Rose pulled a couple of her homemade cookies from a cookie jar shaped like Sesame Street’s Ernie. She took out a half gallon of Meadowgold from the refrigerator and poured milk into a blue plastic glass. She brought them to the kitchen table and sat down with Jo. “Talk to me,” she said.
Jo knew that on the outside, it probably appeared to folks in Aurora that Rose had given up her life for others-first for their mother during the seven years between the stroke that left her paralyzed on her left side and the stroke that killed her, and then for Jo and Cork and the children. Sometimes Jo felt guilty because the presence of Rose in the house made her own professional life so much easier. But in truth, she’d never felt any bitterness from her sister, never any regret. Rose seemed to be the robust embodiment of an enviable and endearing goodwill, a personal grace that was certainly deepened by her spirituality but had, in fact, always been there. Rose never seemed empty, never unable to give. To the church, to the community, to Jenny and Annie and Stevie, whom she hadn’t birthed but had certainly nurtured. With the children, Rose had a special bond. Often Jo came into a room-usually the kitchen-and found her sister in quiet conference with one of them. The talk ceased the moment Jo entered, and she understood that Rose was a confidant to the children in a way that she, as their parent, could never be. And Jo knew there was no one Cork admired more than Rose.

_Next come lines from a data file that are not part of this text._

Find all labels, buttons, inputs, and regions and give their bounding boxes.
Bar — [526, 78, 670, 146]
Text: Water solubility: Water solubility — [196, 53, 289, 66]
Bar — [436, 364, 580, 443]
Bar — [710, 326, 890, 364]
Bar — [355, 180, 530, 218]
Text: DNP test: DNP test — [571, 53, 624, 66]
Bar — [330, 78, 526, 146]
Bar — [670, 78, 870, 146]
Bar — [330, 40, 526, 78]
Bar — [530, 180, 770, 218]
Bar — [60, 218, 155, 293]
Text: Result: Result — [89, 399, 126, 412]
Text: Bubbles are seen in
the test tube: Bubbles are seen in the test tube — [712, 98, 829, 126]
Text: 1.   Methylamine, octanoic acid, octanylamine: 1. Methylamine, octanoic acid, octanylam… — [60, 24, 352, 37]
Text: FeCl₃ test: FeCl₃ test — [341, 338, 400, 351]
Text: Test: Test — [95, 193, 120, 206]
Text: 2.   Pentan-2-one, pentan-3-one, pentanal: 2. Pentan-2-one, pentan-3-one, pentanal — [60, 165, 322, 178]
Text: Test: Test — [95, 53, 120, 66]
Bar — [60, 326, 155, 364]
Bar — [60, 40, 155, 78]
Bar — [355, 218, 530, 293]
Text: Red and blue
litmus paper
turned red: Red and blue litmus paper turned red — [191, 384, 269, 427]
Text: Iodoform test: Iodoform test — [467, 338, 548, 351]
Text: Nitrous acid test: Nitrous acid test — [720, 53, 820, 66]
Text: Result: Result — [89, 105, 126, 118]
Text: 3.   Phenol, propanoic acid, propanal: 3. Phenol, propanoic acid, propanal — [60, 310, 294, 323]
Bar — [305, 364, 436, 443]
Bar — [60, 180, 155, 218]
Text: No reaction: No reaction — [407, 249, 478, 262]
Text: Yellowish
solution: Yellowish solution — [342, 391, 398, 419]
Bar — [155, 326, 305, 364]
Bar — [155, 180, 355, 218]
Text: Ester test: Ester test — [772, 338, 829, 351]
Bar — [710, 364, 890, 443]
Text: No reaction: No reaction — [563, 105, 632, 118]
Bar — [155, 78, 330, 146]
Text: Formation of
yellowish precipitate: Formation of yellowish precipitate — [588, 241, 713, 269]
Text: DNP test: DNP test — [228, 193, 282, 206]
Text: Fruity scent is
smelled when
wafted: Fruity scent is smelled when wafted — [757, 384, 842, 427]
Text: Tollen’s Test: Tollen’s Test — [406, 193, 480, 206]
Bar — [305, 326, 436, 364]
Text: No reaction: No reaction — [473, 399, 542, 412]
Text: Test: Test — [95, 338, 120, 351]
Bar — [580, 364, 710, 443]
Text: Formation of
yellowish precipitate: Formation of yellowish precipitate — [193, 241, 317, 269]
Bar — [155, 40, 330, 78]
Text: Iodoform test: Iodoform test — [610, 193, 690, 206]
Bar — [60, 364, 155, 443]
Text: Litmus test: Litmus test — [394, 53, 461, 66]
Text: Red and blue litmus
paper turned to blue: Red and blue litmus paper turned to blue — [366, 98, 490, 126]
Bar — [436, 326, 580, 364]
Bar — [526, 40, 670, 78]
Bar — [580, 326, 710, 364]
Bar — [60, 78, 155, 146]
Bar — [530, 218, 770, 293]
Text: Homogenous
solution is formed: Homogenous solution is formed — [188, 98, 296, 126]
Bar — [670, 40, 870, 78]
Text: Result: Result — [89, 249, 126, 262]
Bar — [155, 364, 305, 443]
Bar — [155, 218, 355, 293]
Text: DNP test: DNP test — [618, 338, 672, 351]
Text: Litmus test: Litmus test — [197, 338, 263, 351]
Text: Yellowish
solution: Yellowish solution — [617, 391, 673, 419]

She ate her cookies and sipped her milk and told Rose everything-the bombing, the body, the council meeting. Finally she confessed to Rose her concern that Cork might consider running for sheriff again.
“What are you afraid of?” Rose asked. “Really?”
Jo stared at the crumbs on her plate. “I like things the way they are right now. I don’t want anything to change. We seem to be heading toward happiness again.”
Rose waited, her wide, freckled face full of calm.
“I feel like we’re all still wounded,” Jo stumbled on. “I think we need more time to heal.”
“Does Cork know how you feel?”
Jo got up and carried her glass to the sink.
“You haven’t told him,” Rose surmised.
“It’s not that easy.”
They heard the front door open and the sound of Stevie’s laughter. A moment later Cork and Stevie came into the kitchen, Stevie holding up proudly a string full of sunnies.
“Look what I caught.”
“Wonderful,” Rose said. “Where are you going with them?”
“To clean them,” Stevie replied.
“Not in my kitchen. Downstairs to the basement. You can use the laundry sink.”
“Come on, buddy.” Cork opened the basement door and followed Stevie down.
Rose smiled after them, then turned to her sister. “This family means too much to him. He wouldn’t do anything that would jeopardize it. Just talk to him.” Rose returned to washing the fruit.